Both the original and big-screen story center around Sara (Cameron Diaz) and Brian Fitzgerald (Jason Patric) who have been informed that their young daughter Kate (Sofia Vassilieva) has leukemia, and that she only has a few years to live. As the Internet Movie DataBase states, the doctor suggests to the parents that they try an unorthodox medical procedure of producing another child in a test-tube that would be a perfect match as a donor for Kate. Sara will try anything to save Kate, and they have a new baby Anna (Abigail Breslin) to be used as a donor for Kate. Right here, it becomes an interesting question to me asking if they had Sara for the right reasons. The first thing they use is blood from the umbilical cord for Kate. As years go on, the doctors must take bone marrow from Anna to give to Kate. At age 11, the next thing Anna must give to her sister is a kidney. Anna has had enough of all of these medical procedures, and she decides to sue her parents for medical emancipation and the right to decide how her body will be used. The whole family is being torn apart by Anna’s decision because everyone knows what will happen to Kate if she doesn’t get a new kidney. Anna will hire a maverick lawyer, Campbell Alexander (Alec Baldwin), who would look only onto Anna’s interest. The conflict ensues from there.
It appears that Cameron Diaz is maturing away from her giggly girlfriend days on to approachable, maternal roles. Her concern, anguish, and guilt come through loud and clear with this movie . . . she happily surprised me. Of course, Abigail Breslin does a seamless job as a wiser-than-her-years girl standing up for herself while fiercely loving her sister. Jason Patric is one of those “that guy” actors whose face we recognize but whose name slips us. I’ll certainly remember his face. 🙂 Kidding aside, he does a fine job of portraying the father and husband trying to balance life with his family. Sophia Vasselievia captures our hearts and sympathy instantly and portrays the dying sister with grace. Evan Ellingson charmingly plays the older brother whose own troubles get overshadowed by his sister’s illness. The book delves much deeper into the troubled soul of this young man. Finally, Alec Baldwin earns a solid pat on the back for his forceful prescence as maverick lawyer who only has Anna’s best interest in mind.

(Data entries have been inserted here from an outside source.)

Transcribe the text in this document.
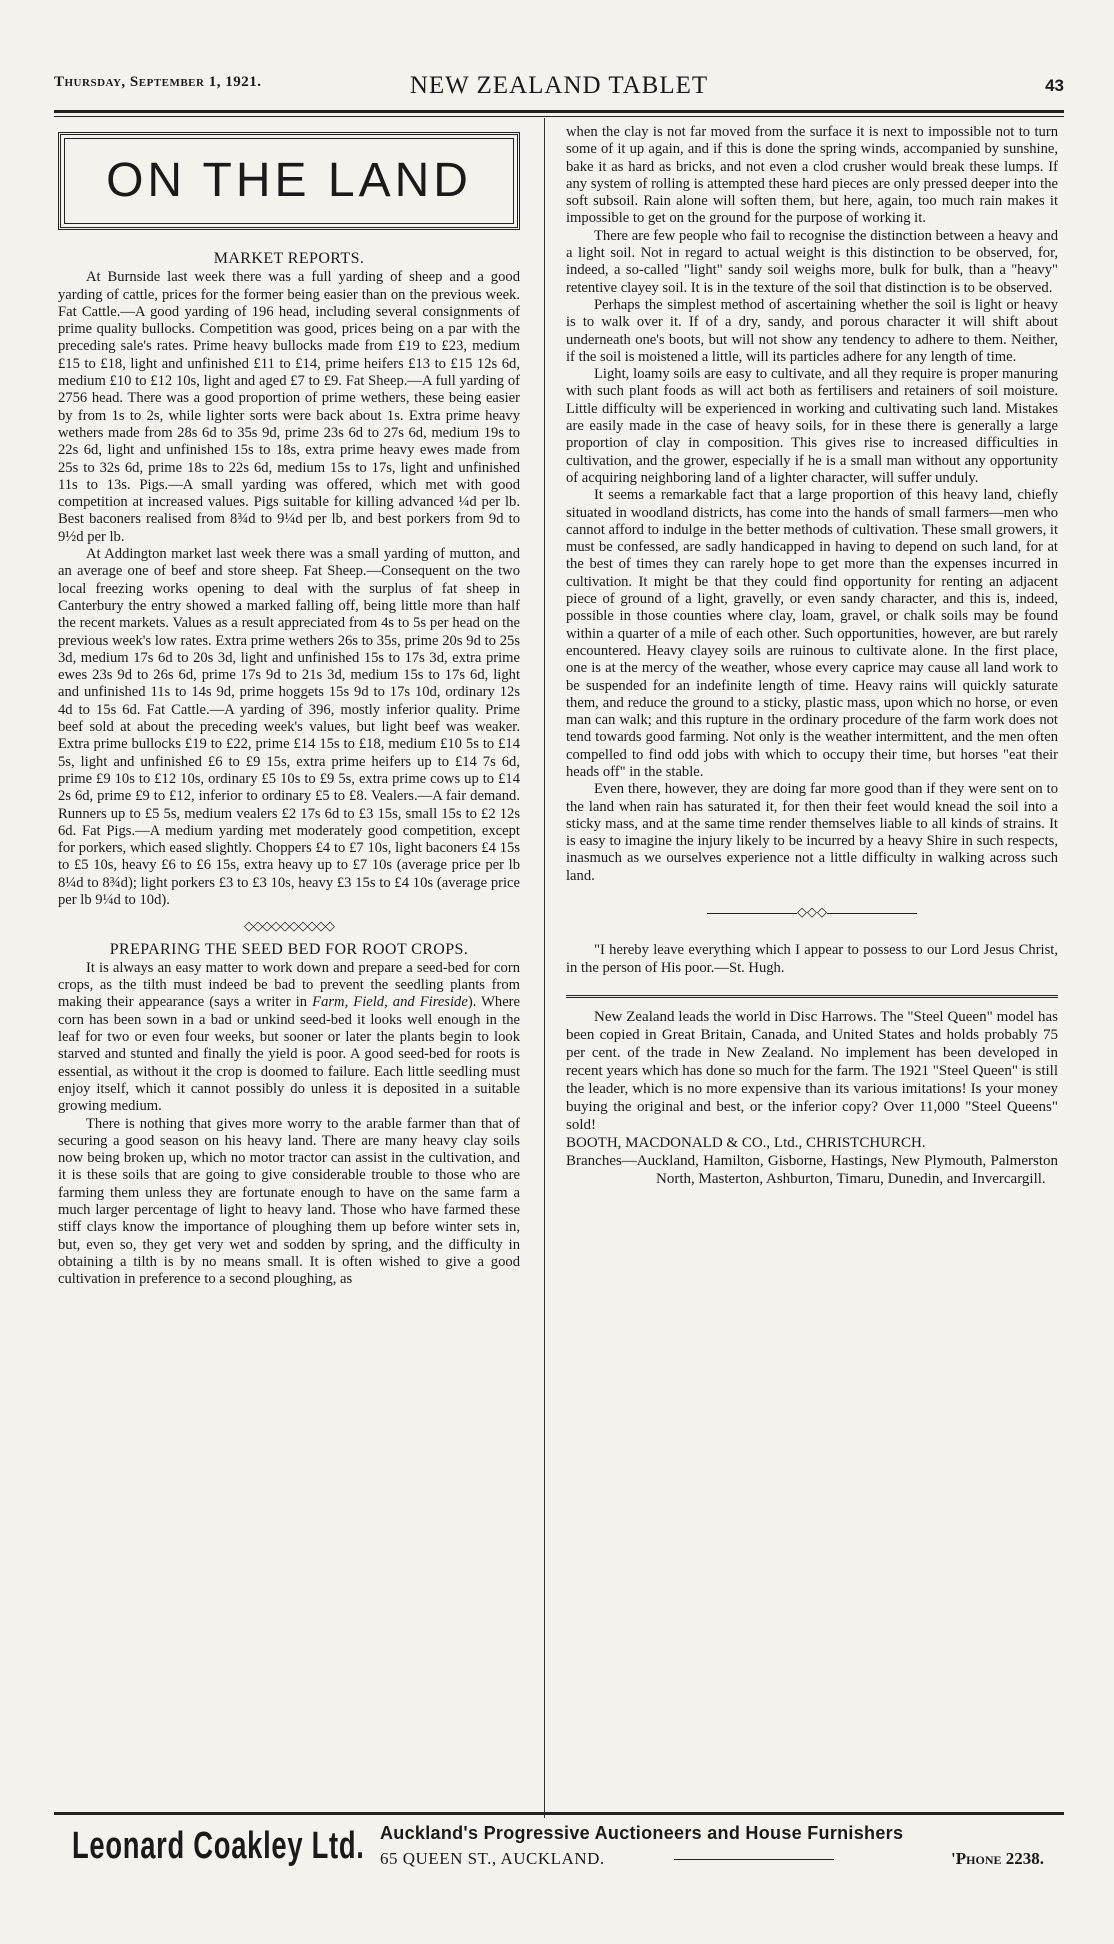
Thursday, September 1, 1921.	NEW ZEALAND TABLET	43
ON THE LAND
MARKET REPORTS.

At Burnside last week there was a full yarding of sheep and a good yarding of cattle, prices for the former being easier than on the previous week. Fat Cattle.—A good yarding of 196 head, including several consignments of prime quality bullocks. Competition was good, prices being on a par with the preceding sale's rates. Prime heavy bullocks made from £19 to £23, medium £15 to £18, light and unfinished £11 to £14, prime heifers £13 to £15 12s 6d, medium £10 to £12 10s, light and aged £7 to £9. Fat Sheep.—A full yarding of 2756 head. There was a good proportion of prime wethers, these being easier by from 1s to 2s, while lighter sorts were back about 1s. Extra prime heavy wethers made from 28s 6d to 35s 9d, prime 23s 6d to 27s 6d, medium 19s to 22s 6d, light and unfinished 15s to 18s, extra prime heavy ewes made from 25s to 32s 6d, prime 18s to 22s 6d, medium 15s to 17s, light and unfinished 11s to 13s. Pigs.—A small yarding was offered, which met with good competition at increased values. Pigs suitable for killing advanced ¼d per lb. Best baconers realised from 8¾d to 9¼d per lb, and best porkers from 9d to 9½d per lb.

At Addington market last week there was a small yarding of mutton, and an average one of beef and store sheep. Fat Sheep.—Consequent on the two local freezing works opening to deal with the surplus of fat sheep in Canterbury the entry showed a marked falling off, being little more than half the recent markets. Values as a result appreciated from 4s to 5s per head on the previous week's low rates. Extra prime wethers 26s to 35s, prime 20s 9d to 25s 3d, medium 17s 6d to 20s 3d, light and unfinished 15s to 17s 3d, extra prime ewes 23s 9d to 26s 6d, prime 17s 9d to 21s 3d, medium 15s to 17s 6d, light and unfinished 11s to 14s 9d, prime hoggets 15s 9d to 17s 10d, ordinary 12s 4d to 15s 6d. Fat Cattle.—A yarding of 396, mostly inferior quality. Prime beef sold at about the preceding week's values, but light beef was weaker. Extra prime bullocks £19 to £22, prime £14 15s to £18, medium £10 5s to £14 5s, light and unfinished £6 to £9 15s, extra prime heifers up to £14 7s 6d, prime £9 10s to £12 10s, ordinary £5 10s to £9 5s, extra prime cows up to £14 2s 6d, prime £9 to £12, inferior to ordinary £5 to £8. Vealers.—A fair demand. Runners up to £5 5s, medium vealers £2 17s 6d to £3 15s, small 15s to £2 12s 6d. Fat Pigs.—A medium yarding met moderately good competition, except for porkers, which eased slightly. Choppers £4 to £7 10s, light baconers £4 15s to £5 10s, heavy £6 to £6 15s, extra heavy up to £7 10s (average price per lb 8¼d to 8¾d); light porkers £3 to £3 10s, heavy £3 15s to £4 10s (average price per lb 9¼d to 10d).

◇◇◇◇◇◇◇◇◇◇
PREPARING THE SEED BED FOR ROOT CROPS.

It is always an easy matter to work down and prepare a seed-bed for corn crops, as the tilth must indeed be bad to prevent the seedling plants from making their appearance (says a writer in Farm, Field, and Fireside). Where corn has been sown in a bad or unkind seed-bed it looks well enough in the leaf for two or even four weeks, but sooner or later the plants begin to look starved and stunted and finally the yield is poor. A good seed-bed for roots is essential, as without it the crop is doomed to failure. Each little seedling must enjoy itself, which it cannot possibly do unless it is deposited in a suitable growing medium.

There is nothing that gives more worry to the arable farmer than that of securing a good season on his heavy land. There are many heavy clay soils now being broken up, which no motor tractor can assist in the cultivation, and it is these soils that are going to give considerable trouble to those who are farming them unless they are fortunate enough to have on the same farm a much larger percentage of light to heavy land. Those who have farmed these stiff clays know the importance of ploughing them up before winter sets in, but, even so, they get very wet and sodden by spring, and the difficulty in obtaining a tilth is by no means small. It is often wished to give a good cultivation in preference to a second ploughing, as

when the clay is not far moved from the surface it is next to impossible not to turn some of it up again, and if this is done the spring winds, accompanied by sunshine, bake it as hard as bricks, and not even a clod crusher would break these lumps. If any system of rolling is attempted these hard pieces are only pressed deeper into the soft subsoil. Rain alone will soften them, but here, again, too much rain makes it impossible to get on the ground for the purpose of working it.

There are few people who fail to recognise the distinction between a heavy and a light soil. Not in regard to actual weight is this distinction to be observed, for, indeed, a so-called "light" sandy soil weighs more, bulk for bulk, than a "heavy" retentive clayey soil. It is in the texture of the soil that distinction is to be observed.

Perhaps the simplest method of ascertaining whether the soil is light or heavy is to walk over it. If of a dry, sandy, and porous character it will shift about underneath one's boots, but will not show any tendency to adhere to them. Neither, if the soil is moistened a little, will its particles adhere for any length of time.

Light, loamy soils are easy to cultivate, and all they require is proper manuring with such plant foods as will act both as fertilisers and retainers of soil moisture. Little difficulty will be experienced in working and cultivating such land. Mistakes are easily made in the case of heavy soils, for in these there is generally a large proportion of clay in composition. This gives rise to increased difficulties in cultivation, and the grower, especially if he is a small man without any opportunity of acquiring neighboring land of a lighter character, will suffer unduly.

It seems a remarkable fact that a large proportion of this heavy land, chiefly situated in woodland districts, has come into the hands of small farmers—men who cannot afford to indulge in the better methods of cultivation. These small growers, it must be confessed, are sadly handicapped in having to depend on such land, for at the best of times they can rarely hope to get more than the expenses incurred in cultivation. It might be that they could find opportunity for renting an adjacent piece of ground of a light, gravelly, or even sandy character, and this is, indeed, possible in those counties where clay, loam, gravel, or chalk soils may be found within a quarter of a mile of each other. Such opportunities, however, are but rarely encountered. Heavy clayey soils are ruinous to cultivate alone. In the first place, one is at the mercy of the weather, whose every caprice may cause all land work to be suspended for an indefinite length of time. Heavy rains will quickly saturate them, and reduce the ground to a sticky, plastic mass, upon which no horse, or even man can walk; and this rupture in the ordinary procedure of the farm work does not tend towards good farming. Not only is the weather intermittent, and the men often compelled to find odd jobs with which to occupy their time, but horses "eat their heads off" in the stable.

Even there, however, they are doing far more good than if they were sent on to the land when rain has saturated it, for then their feet would knead the soil into a sticky mass, and at the same time render themselves liable to all kinds of strains. It is easy to imagine the injury likely to be incurred by a heavy Shire in such respects, inasmuch as we ourselves experience not a little difficulty in walking across such land.

◇◇◇

"I hereby leave everything which I appear to possess to our Lord Jesus Christ, in the person of His poor.—St. Hugh.

New Zealand leads the world in Disc Harrows. The "Steel Queen" model has been copied in Great Britain, Canada, and United States and holds probably 75 per cent. of the trade in New Zealand. No implement has been developed in recent years which has done so much for the farm. The 1921 "Steel Queen" is still the leader, which is no more expensive than its various imitations! Is your money buying the original and best, or the inferior copy? Over 11,000 "Steel Queens" sold!

BOOTH, MACDONALD & CO., Ltd., CHRISTCHURCH.

Branches—Auckland, Hamilton, Gisborne, Hastings, New Plymouth, Palmerston North, Masterton, Ashburton, Timaru, Dunedin, and Invercargill.

Leonard Coakley Ltd. Auckland's Progressive Auctioneers and House Furnishers
65 QUEEN ST., AUCKLAND.	'Phone 2238.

I won’t give away the ending, and I will continue to strongly recommend the read. On the other hand, Grading Girl gives the movie a solid C. Whether or not you read the book, the ending is, in my opinion, predictable and cliche. The acting is solid and it’s still a tearjerker, but it is not the compelling story line Picoult intended it to be. This may be a good movie to wait until DVD release. It’ll make for a decent movie to watch in the comfort of your own home on a chilly fall night. GG is disappointed.